El Departamento de Comercio de Estados Unidos anunció recientemente que Estados Unidos y Taiwán han llegado a un acuerdo sin precedentes sobre aranceles e inversiones en chips y productos relacionados: Estados Unidos reducirá los aranceles sobre productos taiwaneses del 20% al 15%. A cambio, las empresas de tecnología taiwanesas se comprometerán a construir y ampliar instalaciones de fabricación de chips en Estados Unidos, con una inversión total de 250 mil millones de dólares, y el gobierno de Taiwán proporcionará al menos 250 mil millones de dólares en apoyo crediticio.

Al mismo tiempo, Estados Unidos enfatizó que la opción propuesta anteriormente de imponer aranceles de hasta el 100% a los chips no fabricados en Estados Unidos todavía está "sobre la mesa" y continúa ejerciendo presión sobre Taiwán y otros países productores de chips.

Según el acuerdo, durante el período aprobado de construcción de fábricas, las empresas taiwanesas de semiconductores que establezcan fábricas en Estados Unidos pueden importar equipos y productos relacionados libres de impuestos equivalentes a 2,5 veces su capacidad de producción planificada sin pagar aranceles adicionales. Una vez que la fábrica esté terminada y puesta en funcionamiento, la empresa aún puede disfrutar de cuotas de importación libres de aranceles basadas en 1,5 veces su capacidad de producción estadounidense cada año. Este acuerdo tiene como objetivo reducir el costo a corto plazo de construir fábricas y aumentar las líneas de producción para las empresas taiwanesas, y acelerar la formación de capacidad de producción nacional de chips en Estados Unidos.
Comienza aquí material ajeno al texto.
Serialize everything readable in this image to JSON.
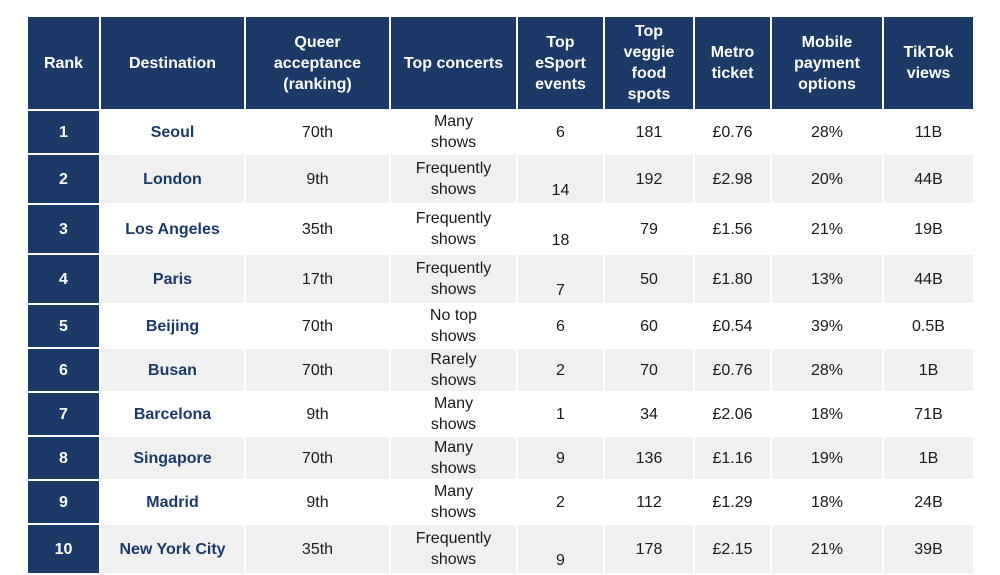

Como medidas de apoyo, Estados Unidos también cancelará algunos aranceles mutuos, que abarcan áreas como medicamentos genéricos y sus materias primas, piezas de aviones y recursos naturales específicos, para ampliar aún más el espacio para la cooperación económica y comercial bilateral.

En términos de presión arancelaria, el año pasado el presidente de Estados Unidos, Donald Trump, amenazó con imponer aranceles del 100% a todos los chips y productos semiconductores no producidos en Estados Unidos, e inició medidas para imponer un arancel del 25% a algunos chips de alta gama, lo que permitiría al gobierno de Estados Unidos compartir una parte de los ingresos de las ventas de chips de IA avanzados de Nvidia y AMD en China. El Secretario de Comercio de Estados Unidos, Howard Lutnick, reiteró en una entrevista reciente con CNBC que si las empresas relevantes no construyen fábricas en Estados Unidos, los aranceles del 100% "probablemente se conviertan en una realidad", vinculando estrechamente esta amenaza al acuerdo entre Estados Unidos y Taiwán.

Cuando se le preguntó si Taiwán era consciente de los riesgos geopolíticos e industriales de China, Lutnick dijo que Taiwán estaba dispuesto a firmar el acuerdo porque "tienen que mantener satisfecho a nuestro presidente", y añadió que "Donald Trump es fundamental para protegerlos". Esta declaración destaca la fuerte conexión entre los compromisos de seguridad de Estados Unidos y las negociaciones económicas y comerciales, y también refleja el delicado equilibrio de Taiwán entre la protección de la seguridad de Estados Unidos y los intereses económicos.

Como una de las empresas más seguidas en este acuerdo, Taiwan Semiconductor Manufacturing Company (TSMC), la fundición de obleas más grande del mundo, se había comprometido ya el año pasado a invertir un total de al menos 100 mil millones de dólares estadounidenses para expandir su negocio de fabricación de chips en los Estados Unidos. Bloomberg informó que TSMC se convertirá en una de las empresas líderes en el nuevo plan de inversión de 250 mil millones de dólares y podría ampliar aún más su presencia en Estados Unidos. Lutnick reveló a CNBC que TSMC ha comprado cientos de acres de terreno junto a su fábrica existente en Arizona, EE. UU., y planea construir hasta seis fábricas allí para respaldar el crecimiento continuo de la demanda de semiconductores en el futuro y la estrategia de producción localizada en los Estados Unidos.

En términos generales, por un lado, este acuerdo proporciona apoyo político y financiero a las empresas taiwanesas de semiconductores para ampliar la producción en los Estados Unidos mediante reducciones arancelarias y flexibilidad de las importaciones; Por otro lado, Estados Unidos todavía utiliza posibles aranceles elevados como palanca de negociación para fortalecer su posición negociadora en la cadena mundial de la industria de chips. Con el avance del acuerdo y la inversión real de empresas como TSMC, se espera que la industria nacional de fabricación de chips en los Estados Unidos marque el comienzo de una nueva ronda de capacidad de producción y aglomeración tecnológica en los próximos años, y también se profundizará aún más la profunda vinculación de los Estados Unidos y Taiwán en materia de seguridad e industria.